When generating images using a dot hologram, in contrast, a permeable object in the projection light beam for imaging pushed, and thereby the image of the permeable object thus introduced becomes generated on the optical output surface.

The point-shaped used to create a point hologram Light source should be extremely small so that the image of the translucent object is faithfully reproduced on the optical output surface, as shown in the following Consideration can be seen. In view of the fact that the OAF (optical imaging function) the optical system, which is composed of the point hologram and lenses, is constant over the entire spatial frequency bands, at least as far as the point-like light source is an optimal geometrical "point" should be point light source to be as small as possible to allow the component the spatial frequency present in the permeable object by the optical reproduction system is imaged without attenuation, and thus the image of the permeable object faithfully reproduced on the optical output surface will. According to the prior art, this is point-shaped in a Runkt hologram Light source made by using a fine hole. The bigger, however the diameter of the hole, the stronger the OAF of such an optical becomes System is sharply attenuated and the reproduced image is necessarily with provided with a vignetting. In order to get a faithful image reproduction, you have to Hole therefore have a small diameter. Accordingly, it is required that the coherent light source has a relatively high power to receive enough light, to expose the hologram plate, which is generally of low sensitivity is. A laser is often used as a light source for this purpose, and the ErzeuJOu a normal point hologram has the disadvantage of using large and expensive lasers Need to become.

In order to avoid the disadvantages of the nkt-1Iologram according to the state of the Technology is afflicted, to be exercised, the present invention provides an optical System; that enables a faithful image production, although it is a fine one Hole of relatively large diameter is used and has essentially the same effectiveness if you compare it with a system that has an ontimal point-shaped light source used. The prior art diffusion hologram has the following Properties on. First is the light intensity to be recorded for the hologram on the surface of a drying plate, which is very even, scattered and raised so the degree of diffusion.

Second, the photographic dynamic range permits that to be recorded Light intensity that the hologram recorded linearly on photosensitive material and faithful image reproduction is facilitated. Third and lastly is one Multiple exposure of the hologram as a result of the already mentioned high Measure Diffusion of the recorded information is possible. Though such a multiple recording is generally even possible if the hologram uses unscattered light, so the number of exposures is limited, especially because of the lower frequency band saturation occurring on the dry plate. The number of exposures can be through the use of a diffusion hologram can be increased, which is disadvantageous Avoids saturation effects.

In order to take advantage of the advantageous properties of a diffusion hologram, such as to realize it above in connection with a dot hologram, it is provided that .... (characteristic of claim 1).

The dot hologram which is one according to the present invention optical system (hereinafter referred to as diffusion point hologram to it to be distinguished from the dot hologram according to the prior art) is used by the following properties compared with the prior art dot hologram the technology described.

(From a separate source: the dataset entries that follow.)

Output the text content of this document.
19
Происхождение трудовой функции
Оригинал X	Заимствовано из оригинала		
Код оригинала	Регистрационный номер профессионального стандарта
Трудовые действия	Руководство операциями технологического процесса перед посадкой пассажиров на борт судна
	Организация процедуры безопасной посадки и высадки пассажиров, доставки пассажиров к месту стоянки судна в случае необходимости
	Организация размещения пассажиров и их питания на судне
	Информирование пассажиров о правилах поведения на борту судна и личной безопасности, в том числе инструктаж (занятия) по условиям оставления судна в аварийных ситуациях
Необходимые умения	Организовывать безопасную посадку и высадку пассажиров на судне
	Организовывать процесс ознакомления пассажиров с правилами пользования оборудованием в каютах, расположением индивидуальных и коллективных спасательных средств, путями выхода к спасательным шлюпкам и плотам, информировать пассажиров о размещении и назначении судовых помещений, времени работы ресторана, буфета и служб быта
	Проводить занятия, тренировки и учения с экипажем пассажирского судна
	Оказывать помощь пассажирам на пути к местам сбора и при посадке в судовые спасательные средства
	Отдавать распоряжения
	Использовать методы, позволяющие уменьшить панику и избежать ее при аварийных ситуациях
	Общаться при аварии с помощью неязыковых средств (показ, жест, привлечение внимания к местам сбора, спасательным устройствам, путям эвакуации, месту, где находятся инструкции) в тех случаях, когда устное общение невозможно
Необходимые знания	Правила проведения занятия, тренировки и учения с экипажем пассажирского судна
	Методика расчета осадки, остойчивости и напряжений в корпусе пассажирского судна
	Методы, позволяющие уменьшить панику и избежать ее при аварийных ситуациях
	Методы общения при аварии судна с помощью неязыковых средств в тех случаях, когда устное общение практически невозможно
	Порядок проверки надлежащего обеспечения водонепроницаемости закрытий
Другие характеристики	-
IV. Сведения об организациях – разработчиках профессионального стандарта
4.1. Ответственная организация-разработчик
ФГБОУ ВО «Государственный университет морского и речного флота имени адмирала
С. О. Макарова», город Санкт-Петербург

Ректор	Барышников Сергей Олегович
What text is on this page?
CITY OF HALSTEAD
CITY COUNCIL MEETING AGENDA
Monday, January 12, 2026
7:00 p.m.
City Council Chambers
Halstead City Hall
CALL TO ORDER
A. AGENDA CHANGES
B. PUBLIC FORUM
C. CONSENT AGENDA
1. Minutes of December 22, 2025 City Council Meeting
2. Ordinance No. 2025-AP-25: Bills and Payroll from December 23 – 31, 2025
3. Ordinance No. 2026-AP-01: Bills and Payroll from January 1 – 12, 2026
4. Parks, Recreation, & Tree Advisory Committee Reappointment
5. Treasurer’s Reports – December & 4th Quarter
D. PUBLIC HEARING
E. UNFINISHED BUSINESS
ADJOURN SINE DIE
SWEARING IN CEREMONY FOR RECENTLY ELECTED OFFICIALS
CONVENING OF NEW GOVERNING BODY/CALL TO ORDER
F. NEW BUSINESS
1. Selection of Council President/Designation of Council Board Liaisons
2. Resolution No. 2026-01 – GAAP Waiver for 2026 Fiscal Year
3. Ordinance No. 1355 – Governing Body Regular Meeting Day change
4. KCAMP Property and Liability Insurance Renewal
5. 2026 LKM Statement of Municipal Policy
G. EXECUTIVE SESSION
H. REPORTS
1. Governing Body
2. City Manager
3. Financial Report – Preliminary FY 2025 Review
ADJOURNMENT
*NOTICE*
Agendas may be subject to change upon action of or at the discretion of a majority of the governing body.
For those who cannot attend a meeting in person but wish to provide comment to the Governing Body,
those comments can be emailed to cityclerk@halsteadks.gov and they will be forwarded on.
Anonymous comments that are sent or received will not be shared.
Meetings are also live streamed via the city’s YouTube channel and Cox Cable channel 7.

First, a larger diameter of the hole does not affect one Faithful image reproduction, as the hole that the diffuser plate faces is another has spatial frequency response, because of the property of this scattering plate, as the hole according to the prior art without the use of a diffuser plate.

This has the practical advantage that a laser of low power and low cost can be used to that Diffusion funct hologram to be able to generate. Second, it can produce images with uniform light intensity from each;, no area of the hologram can be preserved, due to the dead diffusion, which is a special property of the diffusion point ologram in general. The common prior art dot Holcgram is with some The recorded information is tied to location, and so are, for example the images corresponding to an area near the optical axis and an outer area of the same holograms correspond to each other slightly different, what of the aberration of the hologram and a complicated amplitude - allocation of the to be recorded Light depends. Such a disadvantage of an ordinary dot hologram becomes effective fixed through the use of a disfusion point hologram.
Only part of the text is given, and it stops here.